In fact, one of her most recent creations was a three-tier, white almond butter-cream cake designed for Picatinny Arsenal's 130th birthday celebration on Sept. 7.

This whopper of a confection (weighing 40 pounds and designed to feed 140 people) was the largest cake Schutz has ever made, taking her four days to complete.

"It was a little stressful figuring out how to transport a 40-pound cake," she said. "My husband and I had to do a test-run to make sure the box would even fit through the door."

But in the end, the cake was the center of attention at the birthday party, proudly displaying the arsenal's Cannon Gate logo in sugary, edible bliss.

"When I was carving the cannon gates into the gum paste, I was thinking about what Picatinny stands for and what we do here, and why it's so important for us to develop the armaments and technologies here to help our warfighters," she said.

The birthday celebration was also a rewarding opportunity for Schutz to get some feedback from her peers.

"I was a little nervous displaying my cake in front of all my coworkers, but it was also exciting when I saw their reactions to it," she said. "It's nice to get that affirmation from the people around you."

Her successful creation of Picatinny's birthday cake may also reap benefits for Schutz down the road.
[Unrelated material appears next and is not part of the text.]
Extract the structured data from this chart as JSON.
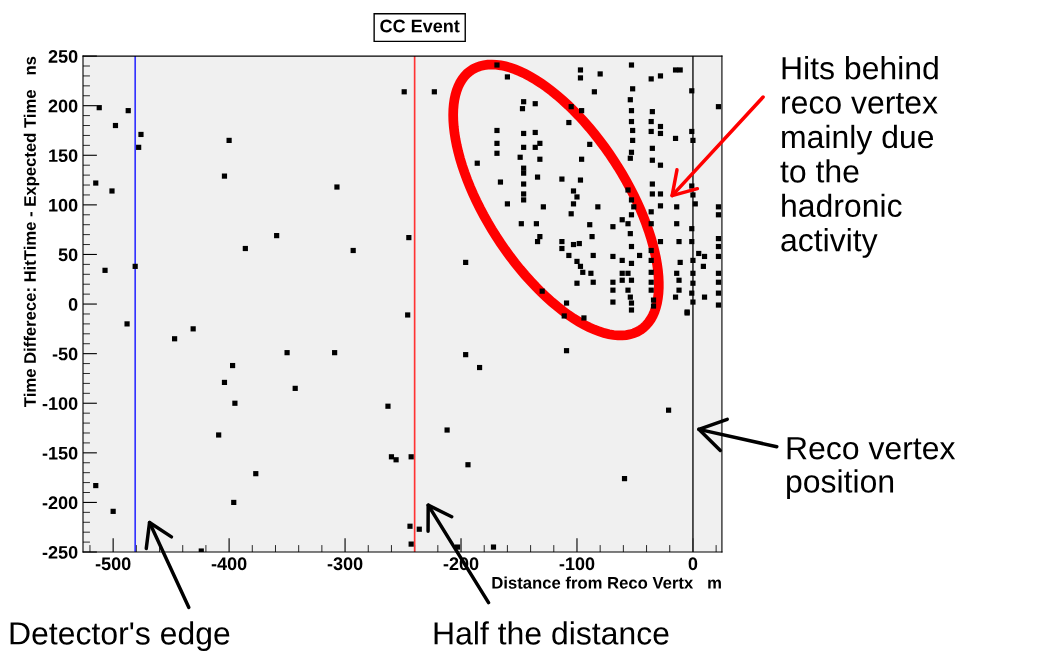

She may consider auditioning next year for the television show "Cake Boss."

In fact, she tried out for the show for the first time this summer, progressing through the first three phases of the casting auditions. Though she didn't end up making the "final cut" as she called it, she looks back at the experience with a smile and may give it ago a second time.

"A friend of mine told me about the casting for the show, so I filled out an application but didn't think anything would come of it," she said.

"Then I got an e-mail from the casting crew, then they did an interview, then they asked me to make a You Tube video featuring some of my cakes."

"Part of my motivation for trying out is that I'm interested in cake decorating because everything I've learned about the hobby has been through my own research," she said.

Schutz relied on blogs, instructional You Tube videos, baking shows on television-and even good old fashioned cook books-to develop her confectionery and creative skills.

"I hope to do more work with making sugar flowers and designing three-dimensional cakes with sculpting," she said.

Sculpting comes naturally for Schutz. For the last six years, she has been an active pottery enthusiast and artist.

She even taught pottery classes for a few years in Parsippany, N.J.

"My interest in pottery is what inspired my interest in cake decorating," she said. "Because of the molding and sculpting involved with pottery, it seemed to shift naturally into the art of cake decorating."

Schutz's friends and coworkers seem to enjoy her cake hobby as well, especially when she brings in a batch of cupcakes for special occasions.

"If you bring food into this office, it will disappear by lunchtime," she said with a chuckle.

So while Schutz continues to study and analyze weapons parts, create and teach pottery, and design and decorate cakes, she will always look back at her portfolio of creativity and remember Picatinny Arsenal.

"Picatinny's a great place to work. I'm happy to be employed here," she said. "It was an honor to make the cake for the 130th birthday, and I'm thankful to everyone here for their support."